Beyond the choppiness of the editing, Independence Day: Resurgence suffers from some of the worst writing in recent blockbuster memory. Within the screenplay lies every major problem with the film, from its excess of characters to its eye-rollingly stupid dialogue, and finally to the familiar plot (conceived by marrying Aliens with Star Wars). Also, prepare yourselves for lines like “Get ready for a close encounter, bitch!” and so forth. And watch out for a virulent strain of sequelitis plaguing the story. Once again, a damaged individual decides to clean up his act, shave, and fly a jet into the flying saucer’s sphincter; once again, the survivors celebrate on the salt flats, leaping into each other’s arms and posing for the camera; once again, America is the only country capable of delivering any kind of significant attack against the alien invaders. (You’re welcome, world.)

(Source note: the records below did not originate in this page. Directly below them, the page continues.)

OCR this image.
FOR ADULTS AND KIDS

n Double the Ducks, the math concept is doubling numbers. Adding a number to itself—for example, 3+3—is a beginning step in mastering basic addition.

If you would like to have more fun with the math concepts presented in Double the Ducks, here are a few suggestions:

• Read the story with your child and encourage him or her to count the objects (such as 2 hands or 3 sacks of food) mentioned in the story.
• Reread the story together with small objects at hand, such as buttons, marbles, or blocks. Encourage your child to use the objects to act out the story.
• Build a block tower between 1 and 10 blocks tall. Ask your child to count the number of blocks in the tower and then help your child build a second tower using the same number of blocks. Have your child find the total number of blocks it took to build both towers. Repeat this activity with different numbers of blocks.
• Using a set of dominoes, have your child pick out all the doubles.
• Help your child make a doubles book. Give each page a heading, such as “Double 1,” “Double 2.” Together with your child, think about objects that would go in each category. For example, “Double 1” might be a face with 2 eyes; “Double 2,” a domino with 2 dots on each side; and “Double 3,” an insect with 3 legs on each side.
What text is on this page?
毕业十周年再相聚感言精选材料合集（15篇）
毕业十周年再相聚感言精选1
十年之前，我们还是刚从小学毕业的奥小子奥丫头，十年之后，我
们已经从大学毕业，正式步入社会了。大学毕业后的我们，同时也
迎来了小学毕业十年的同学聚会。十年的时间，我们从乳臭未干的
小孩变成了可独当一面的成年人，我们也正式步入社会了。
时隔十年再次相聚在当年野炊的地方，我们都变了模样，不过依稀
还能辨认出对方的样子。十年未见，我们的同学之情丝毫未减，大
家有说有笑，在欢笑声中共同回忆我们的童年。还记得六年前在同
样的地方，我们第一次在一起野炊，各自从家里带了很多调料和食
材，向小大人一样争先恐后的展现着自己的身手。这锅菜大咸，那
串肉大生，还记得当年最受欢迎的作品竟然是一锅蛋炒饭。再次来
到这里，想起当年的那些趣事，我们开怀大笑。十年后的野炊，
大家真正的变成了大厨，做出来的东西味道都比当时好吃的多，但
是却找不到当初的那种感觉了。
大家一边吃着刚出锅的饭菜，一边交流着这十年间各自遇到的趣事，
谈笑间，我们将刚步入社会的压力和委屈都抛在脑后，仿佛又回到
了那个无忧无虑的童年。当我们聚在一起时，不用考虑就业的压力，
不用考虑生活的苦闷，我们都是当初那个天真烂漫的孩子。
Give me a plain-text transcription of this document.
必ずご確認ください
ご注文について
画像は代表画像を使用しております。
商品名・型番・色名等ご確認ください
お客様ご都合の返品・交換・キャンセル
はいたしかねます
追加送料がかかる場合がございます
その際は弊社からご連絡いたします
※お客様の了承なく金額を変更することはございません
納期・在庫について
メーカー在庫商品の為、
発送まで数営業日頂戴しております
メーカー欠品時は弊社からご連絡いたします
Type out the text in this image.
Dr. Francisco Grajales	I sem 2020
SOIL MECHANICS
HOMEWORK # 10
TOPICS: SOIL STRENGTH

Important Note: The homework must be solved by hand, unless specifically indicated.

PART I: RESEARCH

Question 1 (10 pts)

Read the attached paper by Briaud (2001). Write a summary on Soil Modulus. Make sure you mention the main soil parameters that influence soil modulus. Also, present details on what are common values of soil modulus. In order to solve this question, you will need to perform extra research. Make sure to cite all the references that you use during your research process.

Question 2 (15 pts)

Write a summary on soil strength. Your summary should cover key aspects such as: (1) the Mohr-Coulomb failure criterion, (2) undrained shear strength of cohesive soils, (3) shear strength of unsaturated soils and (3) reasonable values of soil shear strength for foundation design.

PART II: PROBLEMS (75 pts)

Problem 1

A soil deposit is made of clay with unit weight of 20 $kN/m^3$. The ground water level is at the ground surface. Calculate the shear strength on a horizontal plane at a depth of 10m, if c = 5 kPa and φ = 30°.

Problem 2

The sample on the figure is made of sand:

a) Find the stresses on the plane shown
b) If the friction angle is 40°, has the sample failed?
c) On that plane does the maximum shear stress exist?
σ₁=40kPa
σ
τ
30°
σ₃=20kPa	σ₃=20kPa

Although the mind-numbing effect of Independence Day: Resurgence’s intended showmanship cannot be disputed, our minds are numbed for all the wrong reasons. From start to finish, the film feels hollow and empty, the character development obligatory and forced, the action setups undercooked, the plot insultingly predictable. As mentioned, it doesn’t achieve guilty pleasure status, nor is it “so bad it’s good,” and it’s certainly not the “best worst” of its kind. This is sloppy, lazy filmmaking, perhaps Emmerich’s worst film since he arrived in Hollywood in both terms of its writing and technical merits. The production seems concerned less with making a good film, and more about reestablishing a franchise (complete with the promise of a sequel) for Fox’s financial security. Indeed, the whole thing feels like a desperate and failed attempt to repeat the spirit of the original, instead of trying to improve upon it. And any film that makes the original Independence Day seem intelligent and well-made by comparison suffers from some significant troubles.